The results also suggest that pilgrim vaccination may significantly affect the residents of Mecca due to their close proximity with the pilgrims (Fig. 2). Every outbreak in the Hajj has an immediate consequence in Mecca. IMD outbreaks in Hajj would spread to Mecca residents and may not affect the entire region of KSA. These results are consistent with the previous outbreaks [23]. To protect the local residents, a routine quadrivalent ACWY meningococcal vaccination has been implemented in Mecca and KSA since 2002 and the drastic reduction in IMD cases observed the following years provide a direct indication of the important role of vaccination. Our simulation indicates that routine vaccine in the hosting country is crucial to prevent any local outbreaks. Stopping the routine vaccination program may not have a severe impact immediately, but in its absence, the IMD cases may rise gradually and the number can be quadrupled in 40 years, Table 3. Overall, these results highlight the importance of continuing the current vaccination policy for the pilgrims and local residents.

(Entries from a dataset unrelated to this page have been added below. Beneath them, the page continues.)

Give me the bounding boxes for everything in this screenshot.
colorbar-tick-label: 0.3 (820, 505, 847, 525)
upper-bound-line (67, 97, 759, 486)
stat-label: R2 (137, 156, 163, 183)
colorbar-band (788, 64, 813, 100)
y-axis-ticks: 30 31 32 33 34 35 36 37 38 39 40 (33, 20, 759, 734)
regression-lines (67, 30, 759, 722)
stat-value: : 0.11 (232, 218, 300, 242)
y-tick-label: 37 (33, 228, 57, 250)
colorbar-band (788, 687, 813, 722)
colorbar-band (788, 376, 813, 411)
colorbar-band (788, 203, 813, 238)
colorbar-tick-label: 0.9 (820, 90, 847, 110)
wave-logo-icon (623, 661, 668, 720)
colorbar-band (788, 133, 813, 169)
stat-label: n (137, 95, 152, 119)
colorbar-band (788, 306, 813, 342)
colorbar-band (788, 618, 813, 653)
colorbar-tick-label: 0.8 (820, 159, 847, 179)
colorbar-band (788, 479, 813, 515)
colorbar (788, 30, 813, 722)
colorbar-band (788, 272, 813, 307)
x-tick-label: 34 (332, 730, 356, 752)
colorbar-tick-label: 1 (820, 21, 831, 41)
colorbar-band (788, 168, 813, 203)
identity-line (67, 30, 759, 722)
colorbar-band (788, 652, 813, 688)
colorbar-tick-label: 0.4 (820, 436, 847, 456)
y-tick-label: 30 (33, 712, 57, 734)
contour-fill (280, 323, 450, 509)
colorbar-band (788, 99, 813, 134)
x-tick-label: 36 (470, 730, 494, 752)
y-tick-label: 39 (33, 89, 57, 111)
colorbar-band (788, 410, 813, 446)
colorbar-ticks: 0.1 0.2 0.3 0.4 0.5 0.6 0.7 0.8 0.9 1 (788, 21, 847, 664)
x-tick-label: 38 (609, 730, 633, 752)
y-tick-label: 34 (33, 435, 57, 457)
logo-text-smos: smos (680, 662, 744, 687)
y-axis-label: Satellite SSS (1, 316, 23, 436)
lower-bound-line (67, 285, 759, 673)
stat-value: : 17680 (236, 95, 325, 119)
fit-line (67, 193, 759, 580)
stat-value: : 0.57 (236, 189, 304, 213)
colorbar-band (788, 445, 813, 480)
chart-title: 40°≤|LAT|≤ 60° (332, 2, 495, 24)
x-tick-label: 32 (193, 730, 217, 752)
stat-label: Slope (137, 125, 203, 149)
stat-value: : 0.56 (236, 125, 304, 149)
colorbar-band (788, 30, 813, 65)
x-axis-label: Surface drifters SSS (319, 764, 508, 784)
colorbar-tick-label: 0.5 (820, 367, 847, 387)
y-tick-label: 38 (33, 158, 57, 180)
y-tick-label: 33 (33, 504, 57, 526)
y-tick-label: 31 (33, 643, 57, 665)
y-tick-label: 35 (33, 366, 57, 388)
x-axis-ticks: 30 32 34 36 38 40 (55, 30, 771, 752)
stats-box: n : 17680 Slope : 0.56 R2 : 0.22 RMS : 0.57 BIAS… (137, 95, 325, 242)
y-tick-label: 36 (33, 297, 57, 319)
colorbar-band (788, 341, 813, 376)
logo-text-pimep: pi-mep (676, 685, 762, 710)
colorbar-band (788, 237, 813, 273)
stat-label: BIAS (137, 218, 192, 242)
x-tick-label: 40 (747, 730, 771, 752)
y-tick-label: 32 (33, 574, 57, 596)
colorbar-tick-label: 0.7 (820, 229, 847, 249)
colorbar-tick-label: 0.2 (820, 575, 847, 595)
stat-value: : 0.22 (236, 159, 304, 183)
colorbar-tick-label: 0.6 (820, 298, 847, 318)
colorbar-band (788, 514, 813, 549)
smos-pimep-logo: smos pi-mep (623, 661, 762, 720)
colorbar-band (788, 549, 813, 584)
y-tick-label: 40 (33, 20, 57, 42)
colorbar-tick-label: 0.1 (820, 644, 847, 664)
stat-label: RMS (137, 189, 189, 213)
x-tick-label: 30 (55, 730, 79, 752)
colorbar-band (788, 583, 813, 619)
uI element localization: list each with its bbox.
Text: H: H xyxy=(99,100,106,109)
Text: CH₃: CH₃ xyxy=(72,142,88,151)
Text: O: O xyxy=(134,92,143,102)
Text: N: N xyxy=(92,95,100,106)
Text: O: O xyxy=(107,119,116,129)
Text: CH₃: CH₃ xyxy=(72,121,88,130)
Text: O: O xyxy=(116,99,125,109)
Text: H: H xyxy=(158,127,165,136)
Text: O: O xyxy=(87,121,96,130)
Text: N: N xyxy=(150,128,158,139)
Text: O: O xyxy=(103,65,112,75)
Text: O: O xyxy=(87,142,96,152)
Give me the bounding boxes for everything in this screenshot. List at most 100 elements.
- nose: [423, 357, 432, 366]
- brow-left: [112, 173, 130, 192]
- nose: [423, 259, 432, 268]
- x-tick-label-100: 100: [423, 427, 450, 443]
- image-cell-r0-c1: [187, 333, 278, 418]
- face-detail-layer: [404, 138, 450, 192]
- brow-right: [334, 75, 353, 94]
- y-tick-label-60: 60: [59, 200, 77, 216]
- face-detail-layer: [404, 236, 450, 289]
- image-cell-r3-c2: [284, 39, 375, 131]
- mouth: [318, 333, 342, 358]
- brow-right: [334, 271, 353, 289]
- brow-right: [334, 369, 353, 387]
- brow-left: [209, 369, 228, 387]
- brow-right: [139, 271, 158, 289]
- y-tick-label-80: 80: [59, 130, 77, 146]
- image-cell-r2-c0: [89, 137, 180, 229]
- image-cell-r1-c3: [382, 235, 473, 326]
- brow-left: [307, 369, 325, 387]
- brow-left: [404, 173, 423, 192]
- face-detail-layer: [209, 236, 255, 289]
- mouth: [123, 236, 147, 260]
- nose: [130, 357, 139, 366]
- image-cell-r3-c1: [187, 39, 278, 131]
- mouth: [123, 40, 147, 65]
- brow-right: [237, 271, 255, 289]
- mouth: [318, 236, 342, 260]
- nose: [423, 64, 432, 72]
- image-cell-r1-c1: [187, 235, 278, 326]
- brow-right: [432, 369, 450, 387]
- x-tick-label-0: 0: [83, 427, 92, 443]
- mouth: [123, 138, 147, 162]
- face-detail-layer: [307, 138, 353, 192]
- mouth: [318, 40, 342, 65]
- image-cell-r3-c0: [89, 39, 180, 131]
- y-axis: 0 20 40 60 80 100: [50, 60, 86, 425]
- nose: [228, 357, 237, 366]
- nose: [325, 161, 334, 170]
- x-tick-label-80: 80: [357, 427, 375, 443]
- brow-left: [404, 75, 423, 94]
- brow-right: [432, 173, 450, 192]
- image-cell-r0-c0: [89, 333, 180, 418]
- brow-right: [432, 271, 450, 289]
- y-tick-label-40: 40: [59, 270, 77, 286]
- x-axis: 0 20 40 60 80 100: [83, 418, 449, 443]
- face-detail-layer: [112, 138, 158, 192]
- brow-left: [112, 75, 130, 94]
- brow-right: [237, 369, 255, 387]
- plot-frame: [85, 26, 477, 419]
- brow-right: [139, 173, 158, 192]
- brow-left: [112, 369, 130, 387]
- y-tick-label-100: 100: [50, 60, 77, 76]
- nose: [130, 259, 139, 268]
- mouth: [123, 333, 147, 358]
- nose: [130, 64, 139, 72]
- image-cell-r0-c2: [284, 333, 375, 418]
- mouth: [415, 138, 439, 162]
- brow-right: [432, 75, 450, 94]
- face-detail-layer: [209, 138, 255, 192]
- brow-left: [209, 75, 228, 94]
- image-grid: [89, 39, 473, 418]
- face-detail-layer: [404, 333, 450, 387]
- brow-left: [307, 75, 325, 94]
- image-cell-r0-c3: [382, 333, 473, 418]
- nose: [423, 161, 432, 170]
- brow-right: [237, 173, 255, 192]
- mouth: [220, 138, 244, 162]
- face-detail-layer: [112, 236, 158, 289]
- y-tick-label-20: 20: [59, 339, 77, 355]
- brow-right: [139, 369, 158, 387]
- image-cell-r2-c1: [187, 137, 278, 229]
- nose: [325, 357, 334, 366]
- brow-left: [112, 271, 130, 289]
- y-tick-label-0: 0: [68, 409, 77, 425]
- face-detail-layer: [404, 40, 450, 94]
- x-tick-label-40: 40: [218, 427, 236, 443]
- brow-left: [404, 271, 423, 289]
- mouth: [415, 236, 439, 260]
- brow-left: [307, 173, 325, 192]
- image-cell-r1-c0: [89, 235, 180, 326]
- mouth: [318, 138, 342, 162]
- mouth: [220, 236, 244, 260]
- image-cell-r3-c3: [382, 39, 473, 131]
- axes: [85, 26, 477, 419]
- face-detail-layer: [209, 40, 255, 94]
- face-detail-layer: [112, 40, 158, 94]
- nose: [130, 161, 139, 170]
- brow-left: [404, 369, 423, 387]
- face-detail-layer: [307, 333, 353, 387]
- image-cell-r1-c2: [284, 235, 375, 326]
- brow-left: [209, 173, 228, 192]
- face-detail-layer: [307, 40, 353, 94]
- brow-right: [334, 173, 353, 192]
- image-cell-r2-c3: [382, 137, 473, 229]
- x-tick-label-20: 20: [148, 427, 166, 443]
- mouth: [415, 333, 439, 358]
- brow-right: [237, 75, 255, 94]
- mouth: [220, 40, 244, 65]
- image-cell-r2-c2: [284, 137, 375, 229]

However, the risk of a major transmission or outbreak still remains due to various unpredictable factors including the introduction of novel pathogens or new strains, and reduction of vaccine coverage.

Our study has several limitations. First, we simplified N. meningitidis transmission by aggregating all serogroups to focus more specifically on the consequences for Hajj. Our representation of Hajj also does not capture fully the complexity of transmission mechanisms at play : only 5 clusters where considered in our model whereas pilgrims originate from more than 100 countries, we used a standard duration for Hajj pilgrimage (20 days) whereas this duration vary significantly among pilgrims, pilgrims also tends to have more close contact with other pilgrims with the same country of origin. The vaccine characteristics considered in our analysis correspond to a conjugate vaccine whereas either polysaccharide or conjugate vaccines can be used for Hajj pilgrimage [24]. Polysaccharide vaccines are associated with a shorter duration of protection and have no significant impact on carriage [25]. They might therefore have a more limiting ability to prevent outbreaks. However, to meet vaccine requirements, polysaccharide vaccine needs to be administered less than 3 years before Hajj and there is also evidence that such vaccines can reduce transmission [26, 27]. Data used also derive from a variety of sources which raises some consistency and quality issues. Information on meningitis prevalence for instance remains limited. We used a limited period of time for model calibration (7 years) and did not account for vaccination effect during this period whereas some pilgrims had received at that time bivalent vaccination.

Conclusion

Our analysis, that provides quantitative estimates informed by historical data, highlighted the amplifying effect of mass gathering on disease transmission and confirm vaccination as a very effective preventive measure. Although the results presented here are only applicable to Hajj and N. meningitidis, the insights provided might also help informing public health interventions for disease prevention and control for other events and other transmissible diseases, such as COVID-19 that has now become a major concern for mass gathering events.